African Politics: What is the Real Enigma?

Published on 17th July 2006

“My views may not be in consonance with some of you but the person of Raila has definitely answered to the call of Kenya’s ideals. Amollo is Kenya’s voice of reason; courageous captain; isle of ingenuity; voice of the voiceless; shield to the defenseless; patriot; pan-africanist and above all, Kenya’s beacon of hope,” thundered Dr.Tom Namwambah in his keynote address during the launch of Raila Odinga’s biography.

Raila’s father, the late Jaramogi Oginga Odinga also authored a book Not Yet Uhuru. "That freedom remains unachieved today. There is no freedom for one man without freedom for all," said the  Kenyatta University don.

“I am glad to have been born in the Odinga family. I am so proud of my father’s legacy,” said Raila Odinga who described Raila Odinga: An Enigma in Kenyan Politics by Babafemi A. Badejo as “an effort by blind men to describe an elephant.” He added that the book was a curtain raiser to his autobiography to be released at the end of this year.

The launch which was held in Nakumatt Junction supermarket in the NuMetro cinema along Ngong road was more than symbolic. Kenyan politicians will be going back to the marketplace to seek reelection from consumers who are in a junction to determine which direction their country should take.

Like the rest of Africa, they have watched their legislators act in the movie of big government, abuse of property rights, neglect of rule of law and coercion. In the words of Dr. Tom Namwambah, there is great disparity between “those who command and those who serve; those who use others at their will and those who must submit; the haves and the have nots; the venomous snakes and the snake rattlers that succumb to incessant biting”.
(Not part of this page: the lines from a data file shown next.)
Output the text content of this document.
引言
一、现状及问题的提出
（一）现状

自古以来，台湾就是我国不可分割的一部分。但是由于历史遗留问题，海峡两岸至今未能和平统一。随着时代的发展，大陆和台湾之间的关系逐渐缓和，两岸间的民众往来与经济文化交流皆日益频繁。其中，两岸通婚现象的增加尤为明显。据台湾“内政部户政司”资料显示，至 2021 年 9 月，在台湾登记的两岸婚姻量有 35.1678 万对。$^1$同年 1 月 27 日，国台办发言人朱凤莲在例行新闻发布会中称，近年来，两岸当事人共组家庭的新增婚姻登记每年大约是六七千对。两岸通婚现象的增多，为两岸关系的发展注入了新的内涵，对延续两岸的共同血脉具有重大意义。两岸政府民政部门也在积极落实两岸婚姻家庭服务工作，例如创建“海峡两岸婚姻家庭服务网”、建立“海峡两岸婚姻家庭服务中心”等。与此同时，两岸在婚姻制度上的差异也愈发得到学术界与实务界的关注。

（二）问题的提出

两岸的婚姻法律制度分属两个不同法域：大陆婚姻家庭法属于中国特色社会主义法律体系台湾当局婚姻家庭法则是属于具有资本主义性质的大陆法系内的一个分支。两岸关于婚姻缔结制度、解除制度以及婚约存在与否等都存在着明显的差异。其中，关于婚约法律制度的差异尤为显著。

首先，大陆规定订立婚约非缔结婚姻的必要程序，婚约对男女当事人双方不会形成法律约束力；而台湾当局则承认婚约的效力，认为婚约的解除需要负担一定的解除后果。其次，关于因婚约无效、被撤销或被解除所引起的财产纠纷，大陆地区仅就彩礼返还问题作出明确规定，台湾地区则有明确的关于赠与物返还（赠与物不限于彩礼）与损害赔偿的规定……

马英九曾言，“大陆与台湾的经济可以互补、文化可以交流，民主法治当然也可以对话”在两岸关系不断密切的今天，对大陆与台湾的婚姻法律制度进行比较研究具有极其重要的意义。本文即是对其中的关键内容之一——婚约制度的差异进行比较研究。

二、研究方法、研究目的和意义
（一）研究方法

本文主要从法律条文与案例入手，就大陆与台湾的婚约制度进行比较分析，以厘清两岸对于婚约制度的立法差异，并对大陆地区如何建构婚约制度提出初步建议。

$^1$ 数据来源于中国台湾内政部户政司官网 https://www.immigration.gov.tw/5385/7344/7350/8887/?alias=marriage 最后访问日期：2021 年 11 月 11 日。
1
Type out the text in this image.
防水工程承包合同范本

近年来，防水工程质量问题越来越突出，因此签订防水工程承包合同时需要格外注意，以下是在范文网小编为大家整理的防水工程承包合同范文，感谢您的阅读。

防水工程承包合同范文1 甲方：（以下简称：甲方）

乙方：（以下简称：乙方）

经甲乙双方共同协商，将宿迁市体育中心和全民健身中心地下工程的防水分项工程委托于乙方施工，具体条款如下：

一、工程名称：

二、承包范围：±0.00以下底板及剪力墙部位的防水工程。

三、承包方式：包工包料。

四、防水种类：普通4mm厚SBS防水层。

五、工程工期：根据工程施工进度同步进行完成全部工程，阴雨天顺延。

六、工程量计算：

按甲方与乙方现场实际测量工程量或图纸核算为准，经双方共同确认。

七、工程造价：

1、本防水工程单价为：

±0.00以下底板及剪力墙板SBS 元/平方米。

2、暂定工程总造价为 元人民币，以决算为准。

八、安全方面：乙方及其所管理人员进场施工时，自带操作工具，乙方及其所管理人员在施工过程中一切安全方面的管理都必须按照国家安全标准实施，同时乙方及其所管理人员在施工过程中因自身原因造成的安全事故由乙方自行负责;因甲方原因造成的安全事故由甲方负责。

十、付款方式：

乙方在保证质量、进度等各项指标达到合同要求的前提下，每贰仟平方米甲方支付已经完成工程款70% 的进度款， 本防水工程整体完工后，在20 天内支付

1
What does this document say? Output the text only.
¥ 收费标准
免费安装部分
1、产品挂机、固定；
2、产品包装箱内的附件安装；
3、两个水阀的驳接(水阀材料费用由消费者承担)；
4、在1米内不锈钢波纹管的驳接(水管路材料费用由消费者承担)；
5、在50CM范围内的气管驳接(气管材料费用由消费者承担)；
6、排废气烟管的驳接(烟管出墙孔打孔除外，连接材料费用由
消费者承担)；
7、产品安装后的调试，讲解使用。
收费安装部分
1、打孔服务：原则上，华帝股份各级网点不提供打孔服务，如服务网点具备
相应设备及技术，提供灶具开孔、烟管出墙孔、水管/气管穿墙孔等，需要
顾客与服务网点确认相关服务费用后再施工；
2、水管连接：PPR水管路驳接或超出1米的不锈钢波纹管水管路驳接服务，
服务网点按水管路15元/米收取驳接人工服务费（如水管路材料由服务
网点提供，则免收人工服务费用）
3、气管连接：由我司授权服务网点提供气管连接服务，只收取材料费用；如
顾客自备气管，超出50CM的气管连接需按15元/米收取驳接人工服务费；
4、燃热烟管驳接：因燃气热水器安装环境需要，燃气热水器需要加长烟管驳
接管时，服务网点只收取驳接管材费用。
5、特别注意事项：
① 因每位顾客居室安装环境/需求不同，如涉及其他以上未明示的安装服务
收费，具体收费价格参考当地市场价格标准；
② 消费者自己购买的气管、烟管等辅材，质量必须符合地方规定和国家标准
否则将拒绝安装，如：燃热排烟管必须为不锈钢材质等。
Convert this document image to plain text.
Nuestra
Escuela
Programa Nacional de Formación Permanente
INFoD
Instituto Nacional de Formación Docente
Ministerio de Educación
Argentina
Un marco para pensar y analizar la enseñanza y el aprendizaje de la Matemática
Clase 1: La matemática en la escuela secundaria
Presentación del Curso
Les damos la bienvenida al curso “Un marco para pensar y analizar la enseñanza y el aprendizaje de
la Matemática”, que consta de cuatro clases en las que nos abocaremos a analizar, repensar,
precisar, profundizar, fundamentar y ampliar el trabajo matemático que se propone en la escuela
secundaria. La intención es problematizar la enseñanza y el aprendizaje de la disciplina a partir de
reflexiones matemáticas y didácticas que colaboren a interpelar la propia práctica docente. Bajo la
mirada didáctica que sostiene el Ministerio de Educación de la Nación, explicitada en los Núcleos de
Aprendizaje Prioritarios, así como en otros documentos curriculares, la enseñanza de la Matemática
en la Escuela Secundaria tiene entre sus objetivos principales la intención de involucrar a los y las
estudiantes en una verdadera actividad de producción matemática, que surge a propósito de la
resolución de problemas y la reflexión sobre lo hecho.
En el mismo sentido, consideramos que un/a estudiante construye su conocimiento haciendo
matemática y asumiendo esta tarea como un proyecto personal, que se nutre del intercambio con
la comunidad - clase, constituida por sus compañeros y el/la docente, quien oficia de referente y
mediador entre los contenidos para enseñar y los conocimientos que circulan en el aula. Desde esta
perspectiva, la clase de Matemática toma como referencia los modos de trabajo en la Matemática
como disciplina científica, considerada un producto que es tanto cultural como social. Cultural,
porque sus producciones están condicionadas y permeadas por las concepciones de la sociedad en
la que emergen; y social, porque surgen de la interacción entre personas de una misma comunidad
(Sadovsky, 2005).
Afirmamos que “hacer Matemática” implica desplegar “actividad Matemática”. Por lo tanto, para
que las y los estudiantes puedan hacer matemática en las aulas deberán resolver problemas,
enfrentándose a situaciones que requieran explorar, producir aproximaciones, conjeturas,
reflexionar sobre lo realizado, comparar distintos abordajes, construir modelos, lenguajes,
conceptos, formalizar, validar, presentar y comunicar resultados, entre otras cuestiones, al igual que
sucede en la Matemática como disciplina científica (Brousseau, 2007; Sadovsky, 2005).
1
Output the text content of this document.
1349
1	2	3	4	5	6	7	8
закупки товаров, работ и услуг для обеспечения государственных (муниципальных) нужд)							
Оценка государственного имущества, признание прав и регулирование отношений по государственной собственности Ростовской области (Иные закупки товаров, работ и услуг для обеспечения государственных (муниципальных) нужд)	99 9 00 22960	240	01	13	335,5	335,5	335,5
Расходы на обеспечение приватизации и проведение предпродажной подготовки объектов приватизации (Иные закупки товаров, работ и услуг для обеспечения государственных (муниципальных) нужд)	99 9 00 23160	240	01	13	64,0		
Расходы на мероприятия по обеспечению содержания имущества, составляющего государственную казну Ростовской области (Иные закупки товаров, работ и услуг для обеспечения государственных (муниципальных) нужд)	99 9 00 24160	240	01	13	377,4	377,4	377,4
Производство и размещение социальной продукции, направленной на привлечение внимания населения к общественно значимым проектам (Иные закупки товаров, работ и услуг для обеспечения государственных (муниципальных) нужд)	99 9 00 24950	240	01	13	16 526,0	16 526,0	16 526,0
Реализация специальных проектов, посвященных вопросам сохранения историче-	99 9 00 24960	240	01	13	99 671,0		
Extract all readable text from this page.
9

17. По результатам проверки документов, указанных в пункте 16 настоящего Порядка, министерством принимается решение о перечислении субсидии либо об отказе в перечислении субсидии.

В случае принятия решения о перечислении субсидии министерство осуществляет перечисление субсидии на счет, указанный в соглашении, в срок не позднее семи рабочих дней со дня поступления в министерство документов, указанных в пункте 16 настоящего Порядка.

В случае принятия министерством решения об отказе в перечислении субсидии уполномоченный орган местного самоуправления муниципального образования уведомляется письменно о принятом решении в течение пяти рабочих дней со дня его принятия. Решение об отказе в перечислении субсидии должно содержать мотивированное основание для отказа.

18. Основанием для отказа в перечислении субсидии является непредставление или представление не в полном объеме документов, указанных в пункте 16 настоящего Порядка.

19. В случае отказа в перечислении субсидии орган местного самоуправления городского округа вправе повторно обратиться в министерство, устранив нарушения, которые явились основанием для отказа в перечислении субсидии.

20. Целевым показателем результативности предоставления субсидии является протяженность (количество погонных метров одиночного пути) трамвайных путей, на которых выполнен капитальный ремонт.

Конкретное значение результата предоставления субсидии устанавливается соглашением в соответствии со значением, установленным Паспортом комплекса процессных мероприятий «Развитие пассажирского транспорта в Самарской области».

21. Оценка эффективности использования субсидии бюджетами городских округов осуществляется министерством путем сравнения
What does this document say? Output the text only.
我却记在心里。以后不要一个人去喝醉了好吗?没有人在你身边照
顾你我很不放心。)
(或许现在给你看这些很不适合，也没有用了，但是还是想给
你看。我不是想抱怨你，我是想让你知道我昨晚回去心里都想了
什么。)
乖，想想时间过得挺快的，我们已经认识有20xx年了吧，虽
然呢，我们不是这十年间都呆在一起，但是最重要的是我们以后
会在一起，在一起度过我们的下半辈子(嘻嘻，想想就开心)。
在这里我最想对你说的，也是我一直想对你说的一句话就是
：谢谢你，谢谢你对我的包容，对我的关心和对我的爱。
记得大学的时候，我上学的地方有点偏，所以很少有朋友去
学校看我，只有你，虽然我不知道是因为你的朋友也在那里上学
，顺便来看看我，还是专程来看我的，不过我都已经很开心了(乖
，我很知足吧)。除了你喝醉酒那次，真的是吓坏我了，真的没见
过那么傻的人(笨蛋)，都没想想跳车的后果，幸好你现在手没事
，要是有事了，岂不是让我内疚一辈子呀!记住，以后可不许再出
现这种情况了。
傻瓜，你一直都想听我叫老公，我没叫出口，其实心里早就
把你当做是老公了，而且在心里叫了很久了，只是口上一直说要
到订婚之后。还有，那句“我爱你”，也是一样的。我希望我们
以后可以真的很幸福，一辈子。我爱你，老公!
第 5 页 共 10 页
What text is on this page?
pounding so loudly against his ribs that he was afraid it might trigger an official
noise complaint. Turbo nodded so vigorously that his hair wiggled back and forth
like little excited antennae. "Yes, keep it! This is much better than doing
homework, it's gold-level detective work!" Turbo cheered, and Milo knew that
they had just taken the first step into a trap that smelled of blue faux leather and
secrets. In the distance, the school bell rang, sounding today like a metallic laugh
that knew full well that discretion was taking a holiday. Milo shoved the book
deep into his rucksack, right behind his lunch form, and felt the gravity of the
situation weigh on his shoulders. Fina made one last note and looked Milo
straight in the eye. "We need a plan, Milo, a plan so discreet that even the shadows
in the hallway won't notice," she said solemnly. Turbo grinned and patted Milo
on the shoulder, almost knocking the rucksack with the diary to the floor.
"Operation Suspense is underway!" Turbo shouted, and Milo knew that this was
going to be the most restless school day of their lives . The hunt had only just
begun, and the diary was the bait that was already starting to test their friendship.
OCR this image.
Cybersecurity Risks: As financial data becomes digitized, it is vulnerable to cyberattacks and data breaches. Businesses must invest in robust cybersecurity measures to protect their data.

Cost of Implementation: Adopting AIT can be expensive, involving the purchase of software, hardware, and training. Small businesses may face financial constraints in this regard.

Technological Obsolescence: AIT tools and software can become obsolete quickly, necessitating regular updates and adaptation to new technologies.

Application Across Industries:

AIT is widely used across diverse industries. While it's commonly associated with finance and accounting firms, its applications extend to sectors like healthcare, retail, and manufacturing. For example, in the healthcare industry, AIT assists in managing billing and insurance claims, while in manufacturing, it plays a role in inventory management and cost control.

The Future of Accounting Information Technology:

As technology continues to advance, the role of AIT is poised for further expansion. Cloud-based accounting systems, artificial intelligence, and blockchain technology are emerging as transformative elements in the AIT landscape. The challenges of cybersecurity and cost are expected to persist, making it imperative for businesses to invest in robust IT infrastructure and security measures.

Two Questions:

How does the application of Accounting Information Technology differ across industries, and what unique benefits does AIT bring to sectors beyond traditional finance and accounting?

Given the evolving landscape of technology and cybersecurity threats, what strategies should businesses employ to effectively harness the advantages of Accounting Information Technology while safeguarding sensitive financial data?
“I am for total emancipation from ignorance, poverty and disease,” said Raila. “The struggle to retain the status quo continues. It has led to assassinations, but I look forward to a Kenya where there is equal opportunity for all from cradle to grave; I look forward to a Kenya where women are emancipated; I envisage a Kenya where youth participate in development; a Kenya full of employment instead of retrenchment; a Kenya where I defend your right to speak although I don’t agree with you with you; a Kenya where natural and human resources are developed; a Kenya that will join first world countries!”

Africa needs change. It is common to throw people out when things go wrong in government. Nobody disputes the fact that government operations require capable and experienced people. But do we need the right people in office?

Who is greater in an ocean liner? The captain? The navigator setting direction? The engineer down- stoking the fire? The social director- making sure everybody’s enrolled, involved and communicating? To some extent, yes. But no one has more sweeping influence than the neglected designer. It is futile for the captain to say, “turn the starboard thirty degrees” when the designer has built a starboard rudder that will only turn to port or which takes six hours to turn starboard.

When governments expand beyond their rightful limits, problems arise that have little to do with competence and abilities of employees. Replacing employees only delays addressing the question of what the government should or should not do. When government is limited to its rightful role of peacekeeping and promoting liberty, people will find ways of dealing with problems and promises that the government has promised to solve and meet.

Shinyalu constituency in Western Kenya is famed for never allowing MPs to serve  more than two terms…. Why? The candidates would promise “heaven” but unleash “hell” once in power. Some regions voted in a prophetess and bishop to the august house. They thought that these would restore sanity in the nation through alliance with the divine. What happened? Their would be saviours drowned in the status quo.

It is not an Alice Lakwena with magic water or Joseph Kony with the Ten Commandments that Africa needs. Excessive government is always run bureaucratically. Bureaucratic management has no cash value on the market. It is bound to comply with detailed rules and regulations fixed by an authoritative body.

“The task of a bureaucrat,” says Ludwig Van Mises “is to perform what these rules and regulations order him to do. His discretion to act according to his own best conviction is seriously restricted.”

Africa does not need all powerful Czars. They turn out to be no more effective than the Russian rulers after whom the term was coined. A former entrepreneur who is given a government bureau to run is no longer a businessman but a bureaucrat. His objective is not profit but compliance to rules and regulations beyond his control.

The intellectual folly of our age is the view that democratic elections alone will establish an environment conducive to economic progress. Both history and political theory indicate that this view is false. If government is going to be a positive force for economic property, the rules of the political game must be designed to bring the self-interest of voters, politicians and bureaucrats into harmony with economic progress. This will require that the scope of government be limited and that government remain neutral among the various sub-groups of citizens.

It is one thing to determine our political leaders by majority vote and another to determine what government will do by majority rule. It is limited government, not majority rule, that is the key to economic progress.